背景:サーバーの仮想化とオーケストレーション
近年のサーバーセンターでは、コンピューター内で動かすプログラムをコンテナ(Pod)化し、マシン(Node)間で柔軟に配置・移動させることで、資源の有効活用と運用の自動化を図っています。コンテナをどこのサーバーに置くかを決める仕組みをオーケストレーションといい、Kubernetesなどが有名です。
複数マシンの協調管理
たくさんのサーバーをまとめて一つの大きなコンピューターのように扱い、 コンテナを効率よく配置・移動させることで、資源の無駄を減らします。
障害時の冗長性
どこかのサーバーが故障しても、すぐに別のマシンにコンテナを移してサービスを継続します。
負荷変動への対応
負荷が高いサーバーから低いサーバーへコンテナを移動させることで、 全体の負荷を均等に保ち、性能低下を防ぎます。
課題点:多様な制約が絡み合う配置問題
コンテナの配置問題では、複数の制約条件を同時に満たす必要があり、それらが互いに衝突することで最適化が困難になります。
容量制約
各サーバーには CPU・メモリ・ストレージ などの物理的な上限があります。 この容量を超えてコンテナを配置することはできません。
- CPU使用率の上限
- メモリ容量の上限
- ストレージ・帯域の制限
配置ルール制約
運用上の理由から、コンテナの配置場所に ルール が設けられることがあります。
- 同一サービスは別サーバーに分散(冗長性)
- 特定のサーバーへの配置禁止(メンテ中など)
- GPU等の特殊ハードウェア要件
移動コスト制約
コンテナの移動には コスト が伴います。
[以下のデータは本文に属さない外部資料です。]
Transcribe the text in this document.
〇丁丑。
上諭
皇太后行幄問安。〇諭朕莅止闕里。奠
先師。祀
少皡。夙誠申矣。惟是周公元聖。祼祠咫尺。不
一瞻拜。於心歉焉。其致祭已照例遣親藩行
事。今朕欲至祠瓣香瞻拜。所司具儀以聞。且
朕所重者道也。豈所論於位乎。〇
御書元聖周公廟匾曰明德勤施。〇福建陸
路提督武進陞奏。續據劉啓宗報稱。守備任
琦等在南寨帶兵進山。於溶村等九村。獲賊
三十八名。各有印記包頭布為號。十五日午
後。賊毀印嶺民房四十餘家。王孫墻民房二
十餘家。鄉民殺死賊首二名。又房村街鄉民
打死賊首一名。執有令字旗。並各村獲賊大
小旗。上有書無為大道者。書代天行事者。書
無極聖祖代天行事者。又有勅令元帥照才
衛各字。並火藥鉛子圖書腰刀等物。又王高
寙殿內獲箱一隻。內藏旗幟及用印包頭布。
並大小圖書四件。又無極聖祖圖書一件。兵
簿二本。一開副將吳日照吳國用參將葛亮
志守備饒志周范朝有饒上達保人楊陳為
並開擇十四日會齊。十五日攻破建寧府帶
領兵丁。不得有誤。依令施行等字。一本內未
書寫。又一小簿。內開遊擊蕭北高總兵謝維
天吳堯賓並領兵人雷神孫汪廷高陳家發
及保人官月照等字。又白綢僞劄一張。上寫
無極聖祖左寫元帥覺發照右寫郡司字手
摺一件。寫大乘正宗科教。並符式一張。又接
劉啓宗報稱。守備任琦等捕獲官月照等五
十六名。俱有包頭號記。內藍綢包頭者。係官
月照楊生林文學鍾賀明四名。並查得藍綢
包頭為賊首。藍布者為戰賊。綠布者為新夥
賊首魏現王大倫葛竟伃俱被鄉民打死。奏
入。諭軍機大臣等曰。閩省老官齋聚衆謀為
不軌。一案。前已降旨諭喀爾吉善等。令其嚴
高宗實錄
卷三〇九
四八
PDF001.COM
無制限に移動させると運用に悪影響が出ます。
- 移動中のサービス一時停止・遅延
- ネットワーク・ディスクI/Oの増加
- 監視・復旧の運用負担
解決策:量子アニーリングで“多目的最適化”を一撃で
置き場所の組合せ(0/1)を一つの最適化問題にまとめ、アニーリングで“良い配置”を探します。負荷の偏りと移動量を同時に小さくします。
入力(観測)
- サーバーのスペック(CPU/メモリ)
- コンテナごとの必要量(CPU/メモリ、優先度)
- 現在のコンテナ配置
- 移動コスト(影響が大きいものほど高い)
- アンチアフィニティ(同一サービス分散)
出力(意思決定)
- 変更後のコンテナ配置
最小の移動
メモリやCPUの使用率が高いコンテナほど移動コストを高く設定することで、負荷が跳ね上がったタスクがあるときはそれ以外のコンテナをどかすよう促します。
均等な負荷
各サーバーの理想負荷からのズレを二乗で評価し、マシンの劣化を均等にします。マシン間の性能差も適切に考慮します。
分散配置
同一サービスの同居をペナルティ化して、冗長性とスパイク耐性を高めます。これによりマシン障害時にサービスを維持しやすくなります。
新規追加ノードの自動配置
新しいサーバーが追加された場合、負荷を計算して適切なノードを活用するよう促します。
障害/退役の自動退避
ノード停止、隔離、メンテナンス時は停止したコンテナを新規配置ノードとして扱い、適切なノードに再配置します。
今後やりたいこと
オートスケーリングとQA接続を軸に、“オンライン最適化”としての価値を伸ばします。
オートスケーリング
“再配置”だけでなく、コンテナ数の増減(作成/削除)まで意思決定に含めます。 需要に応じたスケールと配置を一体化します。
QAとの直接接続
量子アニーラ(QA)やハイブリッド実行環境へ直接投げ、 最新の状態に基づいて低レイテンシで高頻度の最適化を狙います。
サーバー容量を考慮した自動停止
CPU/メモリの使用率が限界に近づいた時、優先度の低いコンテナを自動的に停止し、全体の安定性を保ちます。
運用制約の吸収
物理的に別の場所へ分散、ハードウェア要件(GPU/特定機種など)、優先度、遅延目標などを段階的に統合。
高速化と安定化
前回の解を初期解にする、変更分だけ最適化する、重みを自動調整するなどで、より迅速で安定した最適化を目指します。
ネットワーク帯域の考慮
コンテナ移動時のネットワーク負荷を考慮し、帯域制約を超えないように最適化します。